04 March 2014

[Title to Be Determined]

The ingredients in this platter of link sausages are very similar. And trade secrets, so don't even ask.

  • Contrary to some really bad imagery (drawn from a combination of really bad poetry and really bad memoirs largely written by those who inherited at least enough wealth to "get by" in their respective cultures over the last four centuries), there's this ongoing myth of the "starving artist" as some kind of essential aspiration, or at least larval stage. This creates real problems when artists really do "starve" — which is not to say that starving in a postmodern garret in Camberwell resembles starving in Nairobi all that much — because it creates rather severe, non-talent-related entry gateways that simultaneously restrict both the backgrounds of prospective artists and the works created by actual artists. Those who wonder why it took so long for a black man to win an Oscar for his producer-director role, in a film about an essential part of the history of black men in America (and remember, that black man isn't even an American!), should consider that clawing out of abject poverty into the slightly less abject poverty of lower-end service industries was an improvement for an entire generation of black men. It limited their ambitions, and it limited the ambitions of their children. Ironically, only those whose focus was away from the arts could "afford" to embrace them.

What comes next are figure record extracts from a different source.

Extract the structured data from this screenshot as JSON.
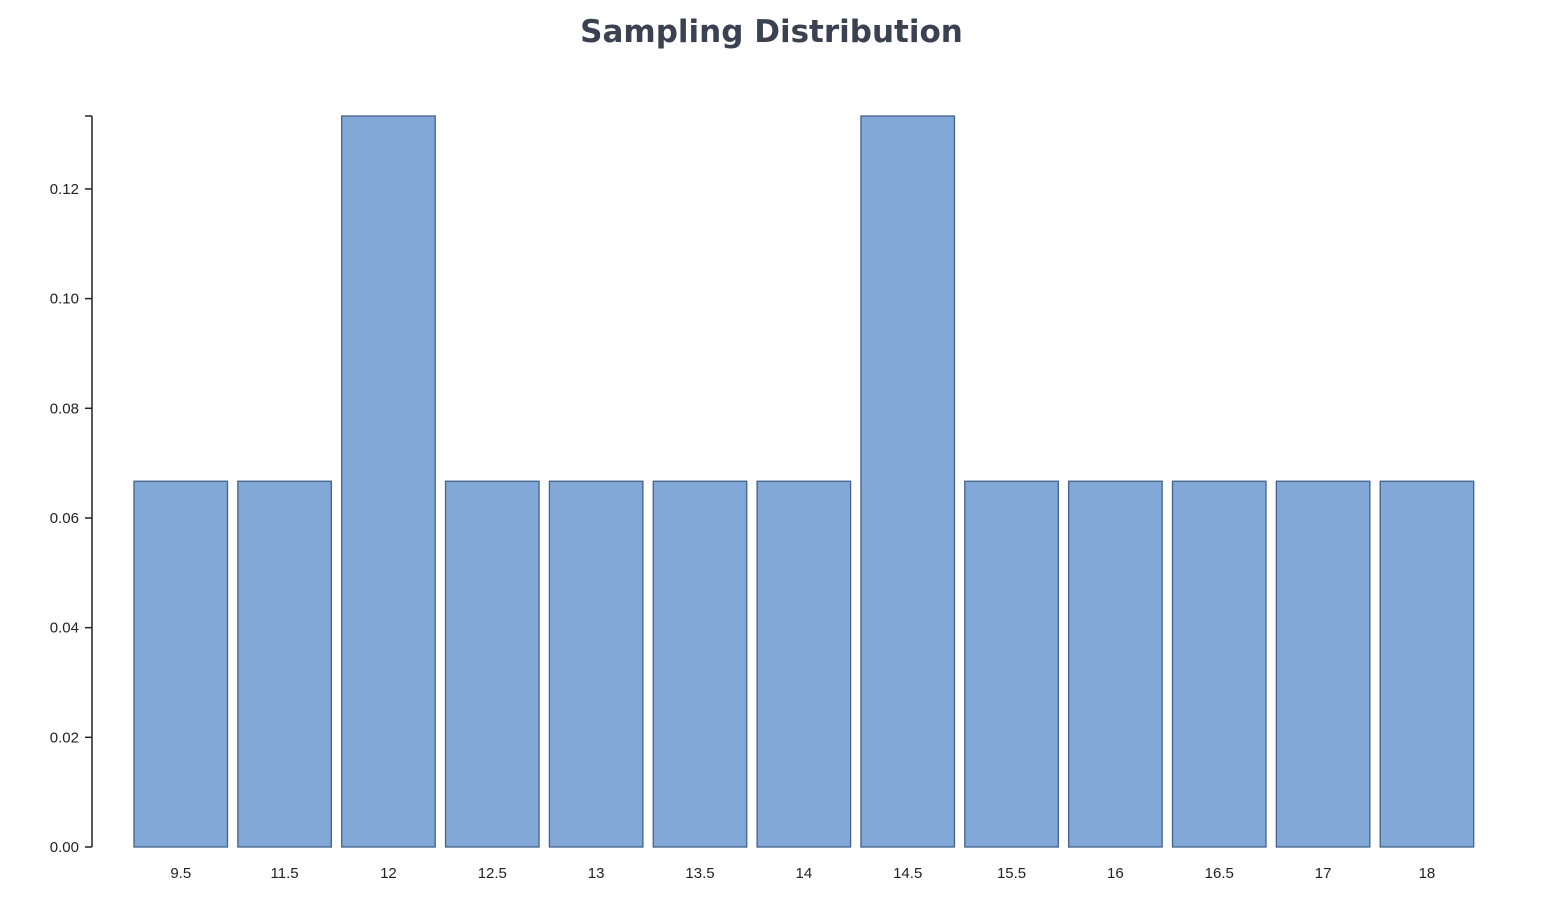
{
  "chart_data": {
    "type": "bar",
    "title": "Sampling Distribution",
    "xlabel": "",
    "ylabel": "",
    "categories": [
      "9.5",
      "11.5",
      "12",
      "12.5",
      "13",
      "13.5",
      "14",
      "14.5",
      "15.5",
      "16",
      "16.5",
      "17",
      "18"
    ],
    "values": [
      0.0667,
      0.0667,
      0.1333,
      0.0667,
      0.0667,
      0.0667,
      0.0667,
      0.1333,
      0.0667,
      0.0667,
      0.0667,
      0.0667,
      0.0667
    ],
    "yticks": [
      "0.00",
      "0.02",
      "0.04",
      "0.06",
      "0.08",
      "0.10",
      "0.12"
    ],
    "ylim": [
      0,
      0.1333
    ],
    "grid": false,
    "bar_color": "#81a8d6",
    "bar_edge_color": "#43618a"
  }
}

  • All of which is far more worth pondering than Jonathan Livingston Guano, the mid-twentieth-century's paeon to the unexamined life. That piece of dreck was taken down in simultaneously vicious and elegant prose by Ursula K. Le Guin in the late 1970s, in her speech/essay "Dreams Must Explain Themselves." Le Guin's text is sadly difficult to find (its first wide circulation was in a long out-of-print essay collection)... and the interplay between these two items and their respective contexts also reflects back on the preceding link sausage.
  • All of which turns back to the question of what do humanities students — not literary scholars, but mere English majors — have to offer in today's economy? One might argue that it depends upon accepting that accountancy knows the cost of everything and the value of nothing. One might not be far off, except near those margins when the difference between the cost of everything and true starvation is less than the margin of error in one's projections, one's ambitions... one's ancestry. Or one's willingness to go along to get along in the arts.

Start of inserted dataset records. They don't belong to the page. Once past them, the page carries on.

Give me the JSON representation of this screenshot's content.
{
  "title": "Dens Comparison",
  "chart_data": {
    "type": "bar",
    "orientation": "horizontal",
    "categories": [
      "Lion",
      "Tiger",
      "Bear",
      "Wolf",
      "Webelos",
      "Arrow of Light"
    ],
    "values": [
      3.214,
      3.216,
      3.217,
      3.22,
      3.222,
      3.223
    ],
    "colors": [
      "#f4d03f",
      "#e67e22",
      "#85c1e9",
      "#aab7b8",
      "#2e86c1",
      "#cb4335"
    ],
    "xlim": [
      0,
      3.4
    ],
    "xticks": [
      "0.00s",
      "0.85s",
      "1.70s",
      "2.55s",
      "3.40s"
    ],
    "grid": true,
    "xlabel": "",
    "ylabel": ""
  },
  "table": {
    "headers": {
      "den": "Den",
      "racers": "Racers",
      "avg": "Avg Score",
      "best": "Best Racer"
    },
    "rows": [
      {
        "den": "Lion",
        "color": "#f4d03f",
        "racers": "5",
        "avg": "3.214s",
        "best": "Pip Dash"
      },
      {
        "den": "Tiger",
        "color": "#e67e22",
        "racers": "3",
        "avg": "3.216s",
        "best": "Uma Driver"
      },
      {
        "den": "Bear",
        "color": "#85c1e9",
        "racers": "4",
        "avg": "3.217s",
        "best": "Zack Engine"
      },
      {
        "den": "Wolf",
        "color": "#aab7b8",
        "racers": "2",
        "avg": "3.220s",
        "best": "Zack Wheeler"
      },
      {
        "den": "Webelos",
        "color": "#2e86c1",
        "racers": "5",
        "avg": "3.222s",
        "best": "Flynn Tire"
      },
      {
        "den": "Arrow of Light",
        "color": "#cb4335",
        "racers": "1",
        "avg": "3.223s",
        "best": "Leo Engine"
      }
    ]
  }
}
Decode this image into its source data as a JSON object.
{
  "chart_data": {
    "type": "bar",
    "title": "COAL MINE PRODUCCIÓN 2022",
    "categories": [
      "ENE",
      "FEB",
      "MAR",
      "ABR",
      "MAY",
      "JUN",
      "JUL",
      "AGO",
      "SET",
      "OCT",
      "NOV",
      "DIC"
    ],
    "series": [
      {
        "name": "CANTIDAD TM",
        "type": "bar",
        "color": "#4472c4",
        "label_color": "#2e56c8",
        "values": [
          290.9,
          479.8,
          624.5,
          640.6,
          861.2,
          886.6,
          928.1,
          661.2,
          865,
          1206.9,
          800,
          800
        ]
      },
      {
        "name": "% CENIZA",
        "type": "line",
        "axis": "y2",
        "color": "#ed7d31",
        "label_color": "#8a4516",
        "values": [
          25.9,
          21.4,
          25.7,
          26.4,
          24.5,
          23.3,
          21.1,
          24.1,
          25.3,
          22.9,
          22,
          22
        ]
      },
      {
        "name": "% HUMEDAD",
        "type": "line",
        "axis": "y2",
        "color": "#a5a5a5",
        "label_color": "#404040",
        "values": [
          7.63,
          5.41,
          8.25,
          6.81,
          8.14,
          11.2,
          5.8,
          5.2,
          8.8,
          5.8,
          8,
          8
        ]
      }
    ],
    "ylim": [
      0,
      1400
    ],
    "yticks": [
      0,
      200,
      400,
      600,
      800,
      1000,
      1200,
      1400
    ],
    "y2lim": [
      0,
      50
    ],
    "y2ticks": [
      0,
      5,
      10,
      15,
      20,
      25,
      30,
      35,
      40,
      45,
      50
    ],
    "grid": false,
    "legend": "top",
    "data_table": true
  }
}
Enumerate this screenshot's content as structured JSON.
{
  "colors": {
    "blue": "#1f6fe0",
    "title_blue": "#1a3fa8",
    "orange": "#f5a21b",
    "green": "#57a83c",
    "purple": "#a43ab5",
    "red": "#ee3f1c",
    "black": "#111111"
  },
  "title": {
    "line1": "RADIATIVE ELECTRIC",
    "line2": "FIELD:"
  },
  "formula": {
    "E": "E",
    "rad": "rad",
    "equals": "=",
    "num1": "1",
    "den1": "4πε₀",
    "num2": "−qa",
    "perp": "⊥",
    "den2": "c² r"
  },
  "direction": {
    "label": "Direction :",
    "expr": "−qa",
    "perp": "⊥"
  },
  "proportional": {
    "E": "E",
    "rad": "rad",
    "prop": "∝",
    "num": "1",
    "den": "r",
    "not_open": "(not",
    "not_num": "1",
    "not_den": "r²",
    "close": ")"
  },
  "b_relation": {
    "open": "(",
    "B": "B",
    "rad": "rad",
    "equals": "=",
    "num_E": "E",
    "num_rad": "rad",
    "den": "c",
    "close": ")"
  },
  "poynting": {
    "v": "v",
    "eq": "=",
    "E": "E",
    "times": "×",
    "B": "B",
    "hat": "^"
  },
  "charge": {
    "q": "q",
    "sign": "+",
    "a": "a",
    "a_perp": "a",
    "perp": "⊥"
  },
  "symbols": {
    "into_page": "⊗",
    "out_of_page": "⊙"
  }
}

  • One of the annoyances of this Oscars this year is how few of the nominees I've had a chance to see. Unlike my previous two decades in East Central Redneckistan, it's not due to lack of availability in local theaters (which was as possible as it was only due to the large university population): It's because everything except the work itself is a miserable experience. And, again, this particular link sausage is made from many of the same ingredients as the preceding three on the platter.

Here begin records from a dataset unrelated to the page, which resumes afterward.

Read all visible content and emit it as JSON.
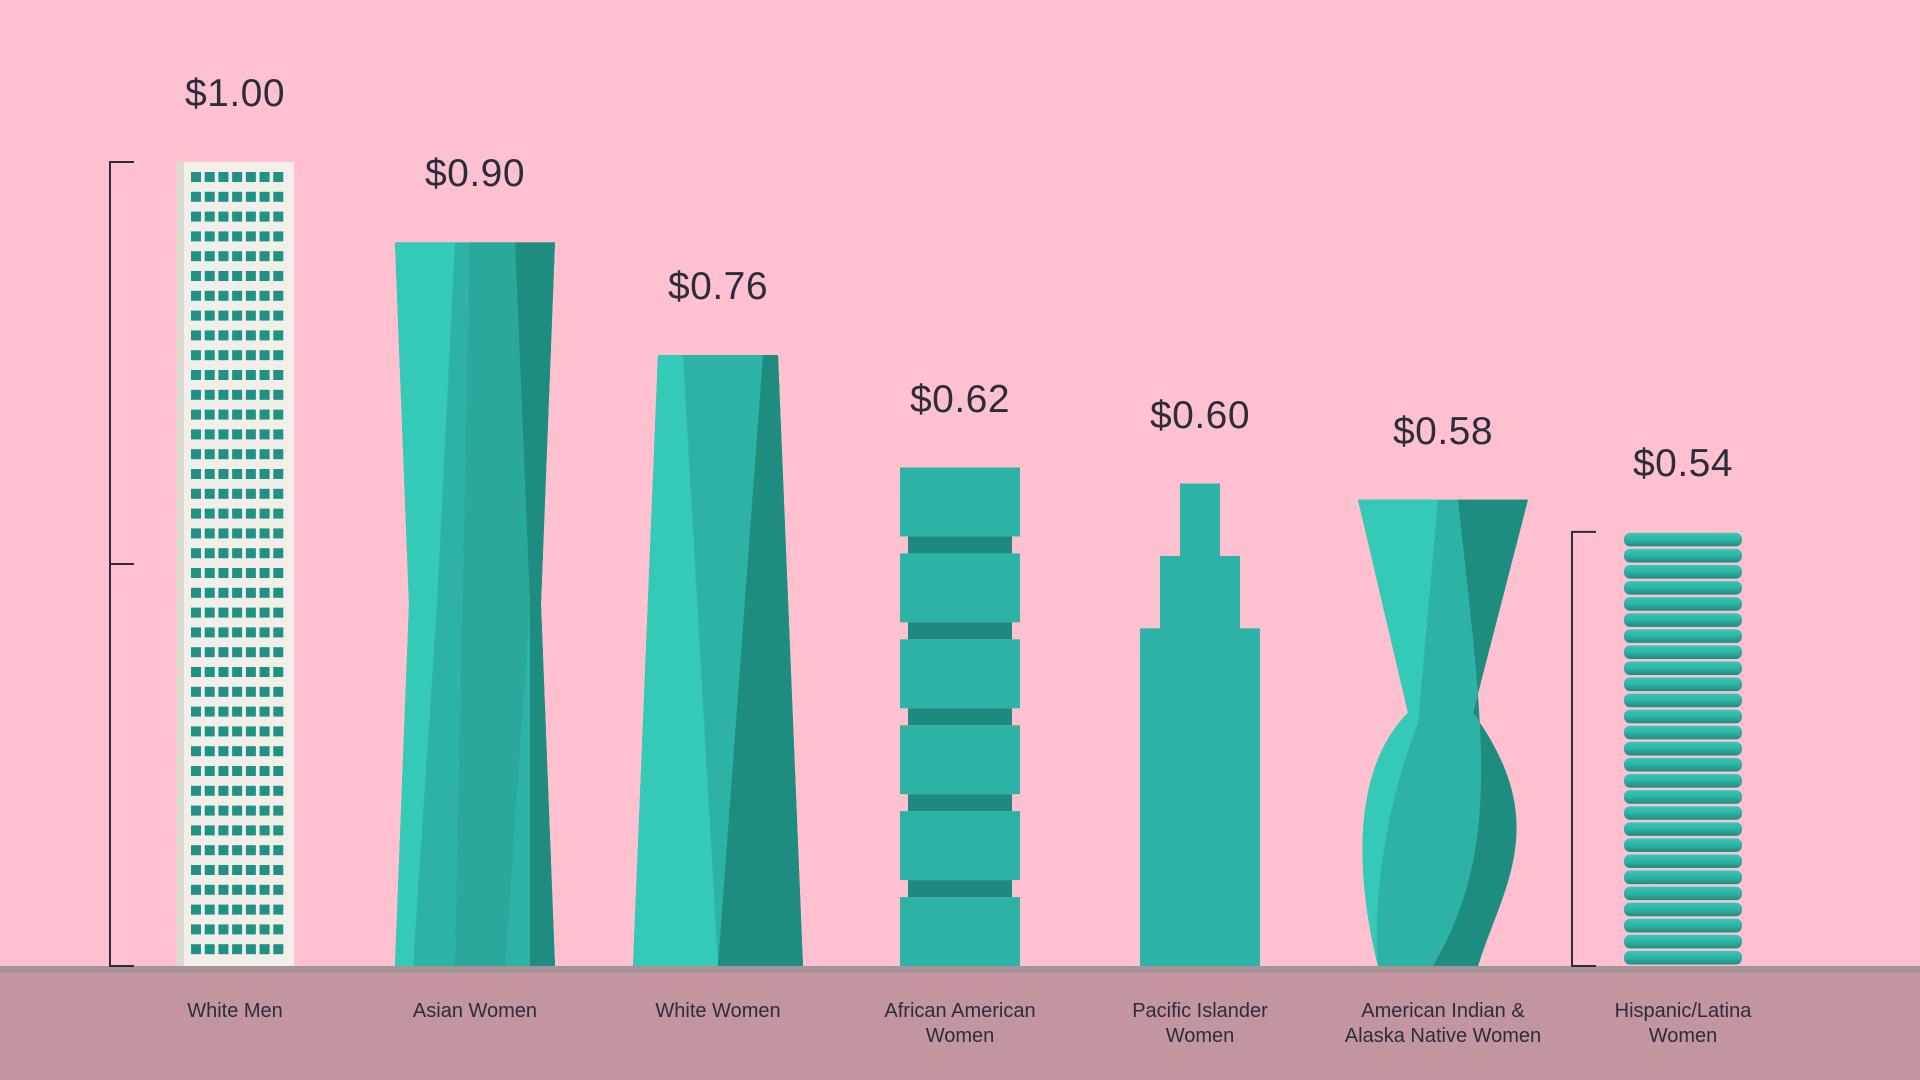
{
  "chart_data": {
    "type": "bar",
    "title": "",
    "xlabel": "",
    "ylabel": "",
    "ylim": [
      0,
      1.0
    ],
    "categories": [
      "White Men",
      "Asian Women",
      "White Women",
      "African American\nWomen",
      "Pacific Islander\nWomen",
      "American Indian &\nAlaska Native Women",
      "Hispanic/Latina\nWomen"
    ],
    "values": [
      1.0,
      0.9,
      0.76,
      0.62,
      0.6,
      0.58,
      0.54
    ],
    "value_labels": [
      "$1.00",
      "$0.90",
      "$0.76",
      "$0.62",
      "$0.60",
      "$0.58",
      "$0.54"
    ],
    "bar_styles": [
      "window-grid",
      "twisted-prism",
      "tapered-prism",
      "stacked-blocks",
      "stepped-spire",
      "helix-twist",
      "stacked-discs"
    ],
    "colors": {
      "background": "#ffc0cf",
      "floor": "#c2959f",
      "floor_edge": "#a69297",
      "teal": "#2db3a5",
      "teal_light": "#35c9b8",
      "teal_dark": "#1f8c80",
      "white_building": "#f2efe9",
      "text": "#2b2d3a"
    },
    "bracket_annotations": [
      "left-bracket-full-height",
      "right-bracket-hispanic-latina-height"
    ],
    "grid": false,
    "legend": "none"
  }
}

  • Consider, too, misguided attempts by exploiters of the arts to protect "their" property that are encouraged — even compelled — by illogical application of legal and economic imperatives from the dawn of mass production to the arts. Bluntly, the "protect it or lose it" aspect of trademark and unfair competition law that mattered to silversmiths in the East End a couple of centuries back are not well considered in the arts... but they are, nonetheless, the law, and if Flightlessbird did not take this course of action it risks "losing" its valuable trademarks. For some value of "valuable trademarks" imposed by yet another incompatible perspective — accountancy and securities valuation.